The note highlights several key factors driving this outlook. Eurozone manufacturing PMIs remain weak, signaling sluggish industrial activity.
“Eurozone dataflow continues to lag the US and the trade uncertainty is likely to dampen International business confidence,” strategists led by Mislav Matejka said in a note.
Also, another key factor is the weakening topline growth, which JPMorgan highlights as a constraint for future earnings acceleration. The note warns that 2025 global EPS forecasts, projecting a 6% profit growth re-acceleration, are at risk of downgrades, “especially outside the US.” The eurozone’s projected 2025 earnings-per-share (EPS) growth of 10% is seen as “too optimistic” given the current environment, strategists stressed.

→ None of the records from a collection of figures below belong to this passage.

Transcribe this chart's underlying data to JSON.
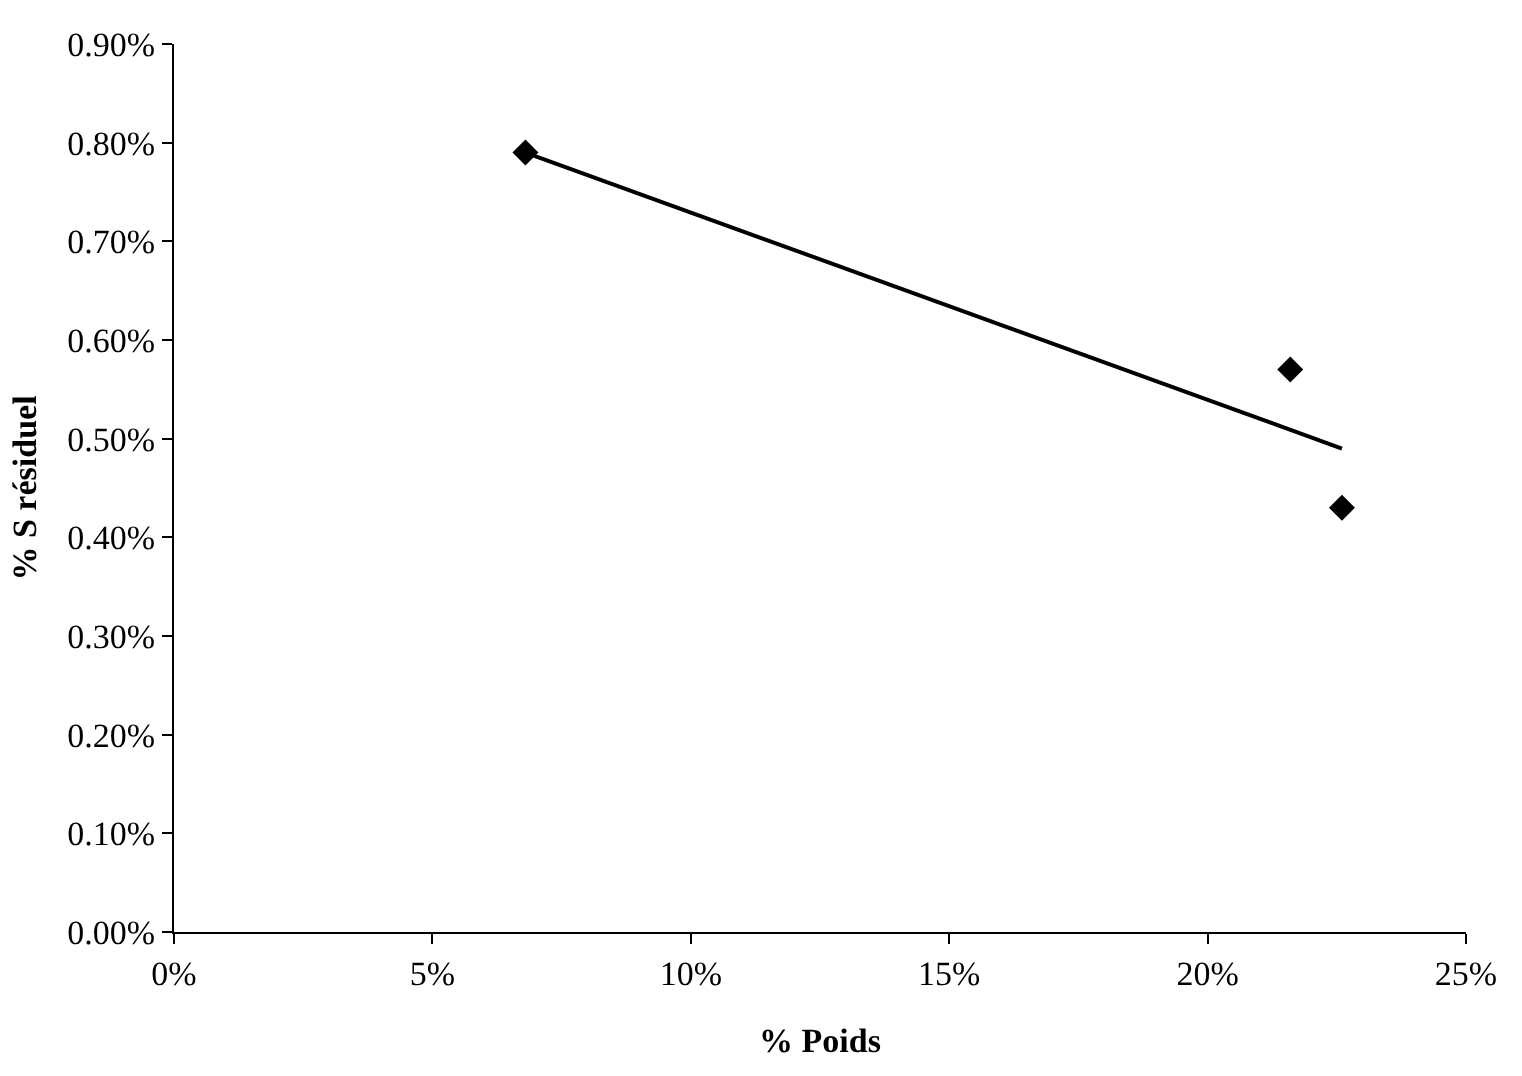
{
  "chart_data": {
    "type": "scatter",
    "xlabel": "% Poids",
    "ylabel": "% S résiduel",
    "xlim": [
      0,
      25
    ],
    "ylim": [
      0,
      0.9
    ],
    "xticks": [
      {
        "value": 0,
        "label": "0%"
      },
      {
        "value": 5,
        "label": "5%"
      },
      {
        "value": 10,
        "label": "10%"
      },
      {
        "value": 15,
        "label": "15%"
      },
      {
        "value": 20,
        "label": "20%"
      },
      {
        "value": 25,
        "label": "25%"
      }
    ],
    "yticks": [
      {
        "value": 0,
        "label": "0.00%"
      },
      {
        "value": 0.1,
        "label": "0.10%"
      },
      {
        "value": 0.2,
        "label": "0.20%"
      },
      {
        "value": 0.3,
        "label": "0.30%"
      },
      {
        "value": 0.4,
        "label": "0.40%"
      },
      {
        "value": 0.5,
        "label": "0.50%"
      },
      {
        "value": 0.6,
        "label": "0.60%"
      },
      {
        "value": 0.7,
        "label": "0.70%"
      },
      {
        "value": 0.8,
        "label": "0.80%"
      },
      {
        "value": 0.9,
        "label": "0.90%"
      }
    ],
    "marker": "diamond",
    "x": [
      6.8,
      21.6,
      22.6
    ],
    "series": [
      {
        "color": "#000000",
        "values": [
          0.79,
          0.57,
          0.43
        ]
      },
      {
        "type": "line",
        "color": "#000000",
        "x": [
          6.8,
          22.6
        ],
        "values": [
          0.79,
          0.49
        ],
        "marker": "none",
        "line_style": "solid"
      }
    ]
  }
}
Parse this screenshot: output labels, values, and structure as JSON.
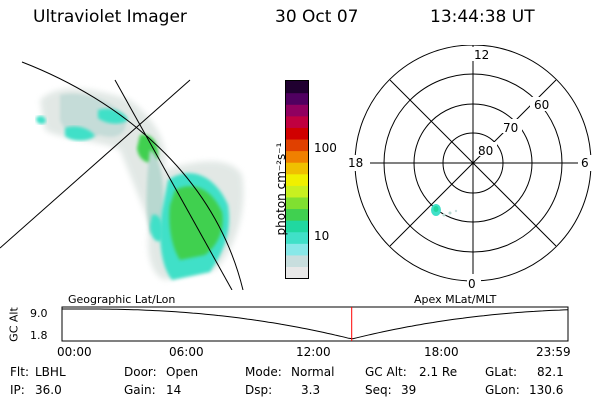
{
  "header": {
    "title": "Ultraviolet Imager",
    "date": "30 Oct 07",
    "time": "13:44:38 UT"
  },
  "colorbar": {
    "unit_label": "photon cm⁻²s⁻¹",
    "ticks": [
      "100",
      "10"
    ],
    "scale": "log",
    "colors": [
      "#e8e8e8",
      "#c8dede",
      "#88e8e8",
      "#40e0c8",
      "#20d8a0",
      "#40d050",
      "#80e030",
      "#c8f020",
      "#f0f000",
      "#f0c000",
      "#f08000",
      "#e04000",
      "#d00000",
      "#c00040",
      "#900060",
      "#500060",
      "#200030"
    ]
  },
  "left_map": {
    "caption": "Geographic Lat/Lon"
  },
  "right_map": {
    "caption": "Apex MLat/MLT",
    "mlt_labels": {
      "top": "12",
      "left": "18",
      "right": "6",
      "bottom": "0"
    },
    "lat_labels": [
      "60",
      "70",
      "80"
    ]
  },
  "timeline": {
    "ylabel": "GC Alt",
    "ymax": "9.0",
    "ymin": "1.8",
    "ticks": [
      "00:00",
      "06:00",
      "12:00",
      "18:00",
      "23:59"
    ],
    "marker_time": "13:44",
    "marker_color": "#ff0000"
  },
  "info": {
    "flt_label": "Flt:",
    "flt_value": "LBHL",
    "ip_label": "IP:",
    "ip_value": "36.0",
    "door_label": "Door:",
    "door_value": "Open",
    "gain_label": "Gain:",
    "gain_value": "14",
    "mode_label": "Mode:",
    "mode_value": "Normal",
    "dsp_label": "Dsp:",
    "dsp_value": "3.3",
    "gcalt_label": "GC Alt:",
    "gcalt_value": "2.1 Re",
    "seq_label": "Seq:",
    "seq_value": "39",
    "glat_label": "GLat:",
    "glat_value": "82.1",
    "glon_label": "GLon:",
    "glon_value": "130.6"
  }
}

While the US has benefited from a stronger growth tilt, its valuations are notably higher, trading at a forward price-to-earnings ratio of 22x. By contrast, eurozone valuations appear cheaper but lack the earnings momentum to capitalize on this discount.
JPMorgan strategists also point to the impact of a strong US dollar and China’s underwhelming stimulus measures. These factors have disproportionately affected sectors with high eurozone exposure, such as autos, luxury goods, semiconductors, and chemicals, which the report advises investors to avoid.
Looking ahead, the strategists believe regional and style rotations might become more favorable in the second quarter of 2025. However, they caution that catalysts for a European recovery remain limited in the near term.
Beyond the US and the eurozone, JPMorgan remains Overweight on Japan and Neutral on the UK. In Japan, lower interest rates, accelerating buybacks, and improving wage growth support the positive outlook.
Meanwhile, the UK’s record valuation discount compared to other regions, coupled with the highest dividend yields globally, positions it as a more defensive option during periods of heightened market volatility.